In 1919, Churchill decided to stop writing and withdrew from public life. As a result of this he was gradually forgotten by the public. In 1940, The Uncharted Way, his first book in twenty years, was published. The book examined Churchill’s thoughts on religion. He did not seek to publicize the book and it received little attention. Shortly before his death he said, “It is very difficult now for me to think of myself as a writer of novels, as all that seems to belong to another life.”

Churchill died in Winter Park, Florida in 1947 of a heart attack. He was predeceased in 1945 by his wife of fifty years, the former Mabel Harlakenden Hall.They had three children, including their son Creighton Churchill, a well-known writer on wines.His great-grandson is the Albany, New York, journalist Chris Churchill.

Churchill met and occasionally communicated with the British statesman and author of the same name. It was the American Churchill who became famous earlier, and in the 1890s he was much better known than his British counterpart.

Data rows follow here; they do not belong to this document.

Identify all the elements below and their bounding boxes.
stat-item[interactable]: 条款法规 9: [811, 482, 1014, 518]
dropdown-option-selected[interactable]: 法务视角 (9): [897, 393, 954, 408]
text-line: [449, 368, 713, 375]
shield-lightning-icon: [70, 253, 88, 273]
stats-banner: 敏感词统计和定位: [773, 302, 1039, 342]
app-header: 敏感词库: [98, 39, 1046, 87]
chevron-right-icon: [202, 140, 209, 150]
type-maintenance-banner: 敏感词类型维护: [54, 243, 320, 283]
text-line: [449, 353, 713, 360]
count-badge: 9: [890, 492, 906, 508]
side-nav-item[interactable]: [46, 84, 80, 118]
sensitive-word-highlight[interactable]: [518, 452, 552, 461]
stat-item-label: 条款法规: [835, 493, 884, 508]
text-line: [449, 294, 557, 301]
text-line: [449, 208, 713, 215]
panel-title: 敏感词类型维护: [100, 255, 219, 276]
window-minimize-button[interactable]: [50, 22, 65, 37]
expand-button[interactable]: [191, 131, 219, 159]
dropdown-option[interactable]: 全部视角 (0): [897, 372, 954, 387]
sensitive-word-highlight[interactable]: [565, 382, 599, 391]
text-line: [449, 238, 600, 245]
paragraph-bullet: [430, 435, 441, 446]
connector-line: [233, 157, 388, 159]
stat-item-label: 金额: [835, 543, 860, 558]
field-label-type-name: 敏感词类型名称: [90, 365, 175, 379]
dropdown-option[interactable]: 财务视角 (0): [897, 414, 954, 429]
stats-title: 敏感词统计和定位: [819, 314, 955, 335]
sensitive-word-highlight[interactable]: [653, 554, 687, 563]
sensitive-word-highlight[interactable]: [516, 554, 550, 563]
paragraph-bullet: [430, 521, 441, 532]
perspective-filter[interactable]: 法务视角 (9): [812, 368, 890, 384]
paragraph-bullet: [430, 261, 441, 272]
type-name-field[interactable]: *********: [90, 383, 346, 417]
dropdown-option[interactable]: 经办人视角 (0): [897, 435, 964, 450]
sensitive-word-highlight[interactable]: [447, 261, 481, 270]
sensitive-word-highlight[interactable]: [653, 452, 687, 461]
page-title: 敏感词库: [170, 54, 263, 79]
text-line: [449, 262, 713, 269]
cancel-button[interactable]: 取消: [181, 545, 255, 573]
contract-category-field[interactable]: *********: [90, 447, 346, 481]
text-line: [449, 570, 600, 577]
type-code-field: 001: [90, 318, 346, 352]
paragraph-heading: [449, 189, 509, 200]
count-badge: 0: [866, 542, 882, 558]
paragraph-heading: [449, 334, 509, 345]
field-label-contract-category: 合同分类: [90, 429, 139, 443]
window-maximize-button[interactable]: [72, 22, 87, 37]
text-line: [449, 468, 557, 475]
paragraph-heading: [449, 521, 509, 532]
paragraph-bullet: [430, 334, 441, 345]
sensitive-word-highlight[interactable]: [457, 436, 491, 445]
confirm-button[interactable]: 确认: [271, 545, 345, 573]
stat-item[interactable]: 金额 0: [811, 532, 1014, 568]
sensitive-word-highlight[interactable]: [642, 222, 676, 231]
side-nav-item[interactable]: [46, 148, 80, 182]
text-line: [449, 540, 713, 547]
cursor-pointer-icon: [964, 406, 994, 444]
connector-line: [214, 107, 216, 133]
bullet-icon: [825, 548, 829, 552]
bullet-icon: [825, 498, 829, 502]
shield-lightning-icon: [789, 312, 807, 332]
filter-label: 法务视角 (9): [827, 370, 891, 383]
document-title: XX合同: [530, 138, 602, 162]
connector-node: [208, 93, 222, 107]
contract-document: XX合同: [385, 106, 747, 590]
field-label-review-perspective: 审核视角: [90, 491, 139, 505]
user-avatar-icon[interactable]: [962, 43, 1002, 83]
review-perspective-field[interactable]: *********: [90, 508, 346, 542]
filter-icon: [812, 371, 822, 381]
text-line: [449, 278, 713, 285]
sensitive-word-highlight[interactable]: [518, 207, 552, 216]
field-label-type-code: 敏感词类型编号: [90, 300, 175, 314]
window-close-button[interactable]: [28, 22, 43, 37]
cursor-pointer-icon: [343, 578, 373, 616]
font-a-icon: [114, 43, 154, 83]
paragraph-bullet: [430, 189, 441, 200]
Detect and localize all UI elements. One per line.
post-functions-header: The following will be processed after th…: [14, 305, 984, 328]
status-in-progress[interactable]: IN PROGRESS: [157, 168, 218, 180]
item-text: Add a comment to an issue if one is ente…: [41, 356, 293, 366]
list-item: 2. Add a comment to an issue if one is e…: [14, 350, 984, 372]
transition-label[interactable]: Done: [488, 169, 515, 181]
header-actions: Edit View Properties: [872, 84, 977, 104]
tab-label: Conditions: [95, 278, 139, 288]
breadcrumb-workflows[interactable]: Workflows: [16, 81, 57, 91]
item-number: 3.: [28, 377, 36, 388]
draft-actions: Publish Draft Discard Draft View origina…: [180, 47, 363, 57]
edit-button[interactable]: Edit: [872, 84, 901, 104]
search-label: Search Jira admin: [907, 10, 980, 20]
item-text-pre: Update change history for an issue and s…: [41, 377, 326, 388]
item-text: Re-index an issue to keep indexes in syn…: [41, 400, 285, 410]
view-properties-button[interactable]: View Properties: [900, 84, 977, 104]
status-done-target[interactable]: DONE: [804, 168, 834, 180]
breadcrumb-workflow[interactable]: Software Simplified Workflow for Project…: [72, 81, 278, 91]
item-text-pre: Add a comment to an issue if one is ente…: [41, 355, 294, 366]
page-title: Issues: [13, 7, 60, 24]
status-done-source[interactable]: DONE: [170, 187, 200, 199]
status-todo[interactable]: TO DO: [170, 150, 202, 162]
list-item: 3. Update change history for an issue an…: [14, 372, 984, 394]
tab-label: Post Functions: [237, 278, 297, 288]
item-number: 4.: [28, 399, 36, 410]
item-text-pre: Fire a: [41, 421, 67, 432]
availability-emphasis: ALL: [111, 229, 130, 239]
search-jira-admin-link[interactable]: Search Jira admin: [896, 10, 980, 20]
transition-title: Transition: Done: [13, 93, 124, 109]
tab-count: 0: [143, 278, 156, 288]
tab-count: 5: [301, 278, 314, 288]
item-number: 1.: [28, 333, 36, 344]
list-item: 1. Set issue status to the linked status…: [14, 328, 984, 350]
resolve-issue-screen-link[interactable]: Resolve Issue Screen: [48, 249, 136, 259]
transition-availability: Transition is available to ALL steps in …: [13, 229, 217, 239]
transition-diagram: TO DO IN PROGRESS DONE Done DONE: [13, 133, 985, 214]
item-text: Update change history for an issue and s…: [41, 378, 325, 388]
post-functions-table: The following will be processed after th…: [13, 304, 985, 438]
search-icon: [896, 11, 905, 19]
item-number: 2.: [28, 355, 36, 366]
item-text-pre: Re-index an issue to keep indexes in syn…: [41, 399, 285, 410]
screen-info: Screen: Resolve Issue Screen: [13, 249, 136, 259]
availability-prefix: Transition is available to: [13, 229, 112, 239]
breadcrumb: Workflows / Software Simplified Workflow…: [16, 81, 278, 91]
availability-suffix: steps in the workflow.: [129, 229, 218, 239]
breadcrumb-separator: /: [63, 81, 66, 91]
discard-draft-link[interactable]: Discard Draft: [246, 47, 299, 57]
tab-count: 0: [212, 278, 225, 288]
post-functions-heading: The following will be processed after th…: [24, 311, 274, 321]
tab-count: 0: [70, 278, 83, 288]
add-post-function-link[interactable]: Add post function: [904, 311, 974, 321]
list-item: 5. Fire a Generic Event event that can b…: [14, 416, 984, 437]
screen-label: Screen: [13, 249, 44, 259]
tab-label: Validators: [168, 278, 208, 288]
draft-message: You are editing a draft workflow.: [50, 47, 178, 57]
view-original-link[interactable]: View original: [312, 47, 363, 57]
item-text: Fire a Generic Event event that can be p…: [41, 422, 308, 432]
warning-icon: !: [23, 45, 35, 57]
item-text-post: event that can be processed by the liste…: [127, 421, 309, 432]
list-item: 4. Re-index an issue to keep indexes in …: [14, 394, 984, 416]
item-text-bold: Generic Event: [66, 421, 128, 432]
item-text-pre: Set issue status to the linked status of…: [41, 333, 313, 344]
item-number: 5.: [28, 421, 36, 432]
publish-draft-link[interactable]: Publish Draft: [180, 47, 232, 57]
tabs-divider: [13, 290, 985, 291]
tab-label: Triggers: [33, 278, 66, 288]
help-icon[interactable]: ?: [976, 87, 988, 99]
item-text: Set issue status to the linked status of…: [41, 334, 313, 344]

The British Churchill, upon becoming aware of the American Churchill’s books, wrote to him suggesting that he, the British Churchill, would sign his own works “Winston Spencer Churchill”, using his full surname, “Spencer-Churchill”, to differentiate the books of the two authors.

 

This suggestion was accepted, with the comment that the American Churchill would have done the same, had he any middle names.In practice, after a few early editions this was abbreviated to “Winston S. Churchill”—which remained the British Churchill’s pen name.

Their lives had some interesting parallels. They both gained their tertiary education at service colleges and briefly served (during the same period) as officers in their respective countries’ armed forces (one was a naval, the other an army officer). Both Churchills were keen amateur painters, as well as writers. Both were also politicians; although here the comparison is far more tenuous: the British Churchill’s political career being infinitely more illustrious.